- Hangul: 한국인삼공사
- Hanja: 韓國人蔘公社
- Revised Romanization: Hanguk Insam Gongsa
- McCune–Reischauer: Hanguk Tampae Insam Kongsa

= Korea Ginseng Corporation =

South Korean ginseng company

KGC (originally Korea Ginseng Corporation, Korea Ginseng Corp. Korean : 한국인삼공사, Hanguk Insam Gongsa) is a ginseng company in South Korea. KGC's representative ginseng brand 'Cheong Kwan Jang's (정관장 正官庄) share in korean ginseng market is known to be dominant around over 80% and also accounted for to be 35% of Korea's total health products market in 2011.

KGC produces popular Korean Red Ginseng products under the brand name 'Cheong Kwan Jang' in such different format as Korean Red Ginseng Heaven/Earth/Good, Korean Red Ginseng Extract, Korean Red Ginseng Powder, Honeyed Korean Red Ginseng Slices, Korean Red Ginseng Tonic, etc in order to meet with consumers various demand. It has expanded outside Korea, especially into the East Asian market like China and Taiwan.

KGC is a subsidiary company of KT&G, and its two headquarters are in Seoul and Daejeon.

==History==
Korean Ginseng Corporation was founded in 1899 Samjungkwa was established as the forerunner of the Korean Ginseng Corporation. And in 1908 the company was monopolized.

Fast-forward to the 1940s KGC's brand of Korean Red Ginseng, CKJ, is known as Cheong-Kwan-Jang in Korea and overseas. This brand name goes back to the early 1940s. Because of increased export demand for Korean Red Ginseng at the end of the Japanese colonial period, many fake roots were prospering.
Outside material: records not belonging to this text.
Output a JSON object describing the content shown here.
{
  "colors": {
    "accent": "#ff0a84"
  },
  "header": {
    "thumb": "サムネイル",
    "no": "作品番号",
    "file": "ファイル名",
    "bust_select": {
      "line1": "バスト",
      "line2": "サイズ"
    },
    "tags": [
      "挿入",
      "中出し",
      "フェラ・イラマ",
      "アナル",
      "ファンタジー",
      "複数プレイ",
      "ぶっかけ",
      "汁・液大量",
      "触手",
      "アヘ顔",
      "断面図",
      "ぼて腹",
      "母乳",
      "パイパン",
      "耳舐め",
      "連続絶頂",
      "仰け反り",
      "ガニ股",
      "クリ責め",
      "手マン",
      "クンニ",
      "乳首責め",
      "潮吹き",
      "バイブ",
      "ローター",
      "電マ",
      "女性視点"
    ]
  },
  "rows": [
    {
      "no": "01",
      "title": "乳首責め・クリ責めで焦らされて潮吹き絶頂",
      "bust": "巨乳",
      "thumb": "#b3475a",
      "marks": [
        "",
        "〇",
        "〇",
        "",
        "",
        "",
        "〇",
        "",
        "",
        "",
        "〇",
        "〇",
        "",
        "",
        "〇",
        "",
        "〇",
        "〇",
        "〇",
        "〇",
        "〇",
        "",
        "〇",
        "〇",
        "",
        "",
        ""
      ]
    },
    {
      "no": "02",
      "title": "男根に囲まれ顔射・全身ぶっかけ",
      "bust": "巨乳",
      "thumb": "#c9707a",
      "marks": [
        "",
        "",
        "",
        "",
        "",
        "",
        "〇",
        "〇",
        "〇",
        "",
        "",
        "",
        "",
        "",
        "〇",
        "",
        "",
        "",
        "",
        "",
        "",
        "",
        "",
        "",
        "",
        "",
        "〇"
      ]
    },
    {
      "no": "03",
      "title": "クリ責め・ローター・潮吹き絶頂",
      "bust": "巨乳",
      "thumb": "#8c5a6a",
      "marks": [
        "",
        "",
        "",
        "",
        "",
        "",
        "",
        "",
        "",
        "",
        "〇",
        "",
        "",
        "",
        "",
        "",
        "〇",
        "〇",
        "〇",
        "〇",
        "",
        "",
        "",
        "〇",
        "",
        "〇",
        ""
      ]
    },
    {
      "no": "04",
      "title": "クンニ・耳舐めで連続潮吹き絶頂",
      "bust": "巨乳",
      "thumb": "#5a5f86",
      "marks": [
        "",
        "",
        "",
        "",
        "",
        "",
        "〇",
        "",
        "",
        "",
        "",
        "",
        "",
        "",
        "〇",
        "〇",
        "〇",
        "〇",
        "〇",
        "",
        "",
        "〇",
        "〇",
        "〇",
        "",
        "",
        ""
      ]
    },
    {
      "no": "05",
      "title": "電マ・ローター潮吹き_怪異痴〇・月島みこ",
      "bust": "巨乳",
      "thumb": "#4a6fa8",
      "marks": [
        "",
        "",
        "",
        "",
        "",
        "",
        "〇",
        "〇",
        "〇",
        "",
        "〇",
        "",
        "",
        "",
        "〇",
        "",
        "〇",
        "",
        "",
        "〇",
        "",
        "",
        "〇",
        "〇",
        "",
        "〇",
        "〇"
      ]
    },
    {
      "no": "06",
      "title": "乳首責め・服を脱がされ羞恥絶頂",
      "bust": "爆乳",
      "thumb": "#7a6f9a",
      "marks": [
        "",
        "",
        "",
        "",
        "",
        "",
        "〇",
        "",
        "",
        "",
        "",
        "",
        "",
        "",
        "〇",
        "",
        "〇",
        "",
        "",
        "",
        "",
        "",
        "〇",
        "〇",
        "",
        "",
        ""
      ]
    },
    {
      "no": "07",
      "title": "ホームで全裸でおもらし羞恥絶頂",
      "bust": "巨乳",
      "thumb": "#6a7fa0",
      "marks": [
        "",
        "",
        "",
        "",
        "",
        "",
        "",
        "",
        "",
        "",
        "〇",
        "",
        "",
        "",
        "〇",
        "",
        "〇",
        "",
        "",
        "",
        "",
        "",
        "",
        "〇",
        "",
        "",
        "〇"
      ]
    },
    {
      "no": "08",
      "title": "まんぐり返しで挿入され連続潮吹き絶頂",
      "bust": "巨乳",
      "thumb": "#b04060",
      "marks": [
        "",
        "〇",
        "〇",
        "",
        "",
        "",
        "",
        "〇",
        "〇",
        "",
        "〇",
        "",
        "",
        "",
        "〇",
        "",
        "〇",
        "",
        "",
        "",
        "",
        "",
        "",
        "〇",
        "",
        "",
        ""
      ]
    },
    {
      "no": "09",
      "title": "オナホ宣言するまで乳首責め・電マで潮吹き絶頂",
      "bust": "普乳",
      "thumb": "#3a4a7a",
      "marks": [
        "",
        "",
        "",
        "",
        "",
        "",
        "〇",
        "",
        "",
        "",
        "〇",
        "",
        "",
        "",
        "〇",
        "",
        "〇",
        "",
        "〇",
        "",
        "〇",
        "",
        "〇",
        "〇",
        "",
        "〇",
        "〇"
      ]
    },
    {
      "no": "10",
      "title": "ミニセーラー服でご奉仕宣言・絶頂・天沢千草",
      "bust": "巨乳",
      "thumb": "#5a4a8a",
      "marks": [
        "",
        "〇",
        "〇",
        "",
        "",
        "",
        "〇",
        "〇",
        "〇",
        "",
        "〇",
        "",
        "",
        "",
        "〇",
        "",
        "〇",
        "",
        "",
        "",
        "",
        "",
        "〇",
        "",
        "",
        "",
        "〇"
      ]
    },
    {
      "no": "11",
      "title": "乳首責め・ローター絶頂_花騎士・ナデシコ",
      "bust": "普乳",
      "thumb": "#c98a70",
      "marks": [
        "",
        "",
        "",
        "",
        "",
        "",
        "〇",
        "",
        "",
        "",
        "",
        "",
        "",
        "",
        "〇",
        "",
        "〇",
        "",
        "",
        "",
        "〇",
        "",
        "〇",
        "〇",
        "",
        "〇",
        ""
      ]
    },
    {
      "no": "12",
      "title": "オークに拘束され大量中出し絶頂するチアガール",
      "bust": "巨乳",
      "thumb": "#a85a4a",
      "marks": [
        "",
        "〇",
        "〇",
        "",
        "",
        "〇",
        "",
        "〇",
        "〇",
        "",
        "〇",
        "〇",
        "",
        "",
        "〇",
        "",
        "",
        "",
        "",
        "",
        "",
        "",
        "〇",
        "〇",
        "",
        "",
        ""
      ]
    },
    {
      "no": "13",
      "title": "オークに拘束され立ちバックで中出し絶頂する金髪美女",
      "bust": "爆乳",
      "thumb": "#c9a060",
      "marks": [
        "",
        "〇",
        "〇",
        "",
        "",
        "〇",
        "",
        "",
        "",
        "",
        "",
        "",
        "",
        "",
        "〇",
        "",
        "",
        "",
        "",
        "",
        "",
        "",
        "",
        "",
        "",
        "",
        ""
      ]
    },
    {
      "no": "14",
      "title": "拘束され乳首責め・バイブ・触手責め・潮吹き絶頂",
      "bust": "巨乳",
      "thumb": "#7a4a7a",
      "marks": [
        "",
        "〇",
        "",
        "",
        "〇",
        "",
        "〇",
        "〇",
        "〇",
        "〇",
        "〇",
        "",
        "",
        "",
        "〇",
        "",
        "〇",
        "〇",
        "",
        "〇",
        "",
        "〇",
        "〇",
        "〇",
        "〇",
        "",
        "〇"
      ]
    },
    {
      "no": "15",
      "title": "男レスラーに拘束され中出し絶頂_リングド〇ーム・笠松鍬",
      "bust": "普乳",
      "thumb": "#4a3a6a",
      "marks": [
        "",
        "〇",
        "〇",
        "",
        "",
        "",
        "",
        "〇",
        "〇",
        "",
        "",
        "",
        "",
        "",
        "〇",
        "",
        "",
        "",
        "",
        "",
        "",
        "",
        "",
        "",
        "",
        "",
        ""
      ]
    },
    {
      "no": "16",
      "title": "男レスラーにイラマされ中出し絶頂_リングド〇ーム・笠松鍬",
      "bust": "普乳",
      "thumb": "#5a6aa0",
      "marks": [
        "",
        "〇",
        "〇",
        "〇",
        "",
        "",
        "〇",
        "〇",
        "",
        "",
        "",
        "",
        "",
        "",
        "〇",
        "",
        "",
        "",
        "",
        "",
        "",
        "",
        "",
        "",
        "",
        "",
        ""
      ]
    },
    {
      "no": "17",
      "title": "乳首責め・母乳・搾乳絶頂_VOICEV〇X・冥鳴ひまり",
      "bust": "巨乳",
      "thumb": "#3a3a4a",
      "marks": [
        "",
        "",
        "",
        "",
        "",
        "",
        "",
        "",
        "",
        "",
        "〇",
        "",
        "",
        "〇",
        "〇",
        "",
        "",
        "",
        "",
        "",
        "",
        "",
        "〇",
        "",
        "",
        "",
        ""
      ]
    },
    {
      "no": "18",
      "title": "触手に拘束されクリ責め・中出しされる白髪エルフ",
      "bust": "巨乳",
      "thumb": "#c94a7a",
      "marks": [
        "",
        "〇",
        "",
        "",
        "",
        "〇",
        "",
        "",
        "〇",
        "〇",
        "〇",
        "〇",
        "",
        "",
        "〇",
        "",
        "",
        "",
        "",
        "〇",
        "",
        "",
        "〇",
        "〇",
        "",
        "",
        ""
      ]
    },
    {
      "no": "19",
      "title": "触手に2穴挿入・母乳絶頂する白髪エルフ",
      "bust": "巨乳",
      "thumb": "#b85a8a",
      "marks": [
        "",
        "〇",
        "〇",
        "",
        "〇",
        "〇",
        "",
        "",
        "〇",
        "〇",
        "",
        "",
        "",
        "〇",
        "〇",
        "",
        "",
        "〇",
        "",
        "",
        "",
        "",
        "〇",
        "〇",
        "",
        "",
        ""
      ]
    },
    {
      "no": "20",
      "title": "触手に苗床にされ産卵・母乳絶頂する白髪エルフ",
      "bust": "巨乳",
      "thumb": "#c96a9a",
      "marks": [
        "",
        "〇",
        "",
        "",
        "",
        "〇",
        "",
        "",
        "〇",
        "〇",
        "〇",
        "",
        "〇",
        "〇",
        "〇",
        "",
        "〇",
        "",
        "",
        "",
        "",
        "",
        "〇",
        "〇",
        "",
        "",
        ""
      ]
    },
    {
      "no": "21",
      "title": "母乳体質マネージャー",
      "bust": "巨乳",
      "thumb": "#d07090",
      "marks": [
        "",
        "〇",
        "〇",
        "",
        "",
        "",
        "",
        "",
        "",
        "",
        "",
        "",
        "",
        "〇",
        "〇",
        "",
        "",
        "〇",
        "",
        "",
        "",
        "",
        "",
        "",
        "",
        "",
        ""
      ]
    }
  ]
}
To find a way to distinguish real ginseng, the Monopoly Bureau of the Japanese General Government began using the label "Cheong-Kwan-Jang", which is translated as "officially government approved".

The sale of KGC was a government monopoly from 1899 to 1996. Since then, KGC has held its position at the top of the market, even though the name has changed from the Monopoly Bureau to Korea Tobacco & Ginseng Corporation, and finally to KT&G subsidiary Korea Ginseng Corp.

=== Clinical trials in China ===
From 1998 to 2001, KGC conducted a three-year clinical trial in Haining City, an area with high colorectal cancer incidence in China, to determine whether their new product "Ginseng Pills" (which KGC claimed contained 0.4mg of ginseng extract) could prevent colorectal cancer. The informed consent form for the "Ginseng Pills" mentioned potential blood pressure elevation, stating that those who developed hypertension should discontinue the medication, and hypertensive patients were prohibited from participating. However, Shen Xinlian, an illiterate farmer from Haining, was enrolled in the trial at Maqiao Township Health Center without proper informed consent, despite already having elevated blood pressure; later, when she developed hypertension with systolic pressure exceeding 230 mmHg, the health center did not advise her to stop taking the medication. On February 23, 2004, Shen Xinlian died of uremia. Her family sued the trial institutions but lost the case as they couldn't prove causation. Due to a series of similar clinical trial incidents, China strengthened its clinical trial legislation in 2003 and 2004.

The trial was conducted through the Cancer Institute of Zhejiang Medical University. A separate trial was conducted for stomach cancer prevention. A 1999 journal article mentions the two trials in progress, though the Korean side is named not as KGC, but as "Korea Complementary and Alternative Medicine Institute".

==KGC Global==
KGC products are now exported to over 40 countries. KGC also has overseas branches in the USA, China, Taiwan, Japan, the Philippines and Indonesia.

==Sports==
In September 2010, parent company KT&G transferred the ownership and naming rights of its sports teams to KGC. All teams were renamed accordingly.

KGC sponsors the following teams:
- Anyang KGC (men's basketball) – based in Anyang
- Daejeon KGC (women's volleyball) – based in Daejeon
- Table tennis (men's team) – based in Anyang
- Badminton – based in Daejeon

The year 2012 would later be dubbed the "Golden Age of KGC" as its athletes all achieved success that year; its table tennis and badminton players won titles in their respective sport while the women's volleyball team and men's basketball team each won their respective play-off championships.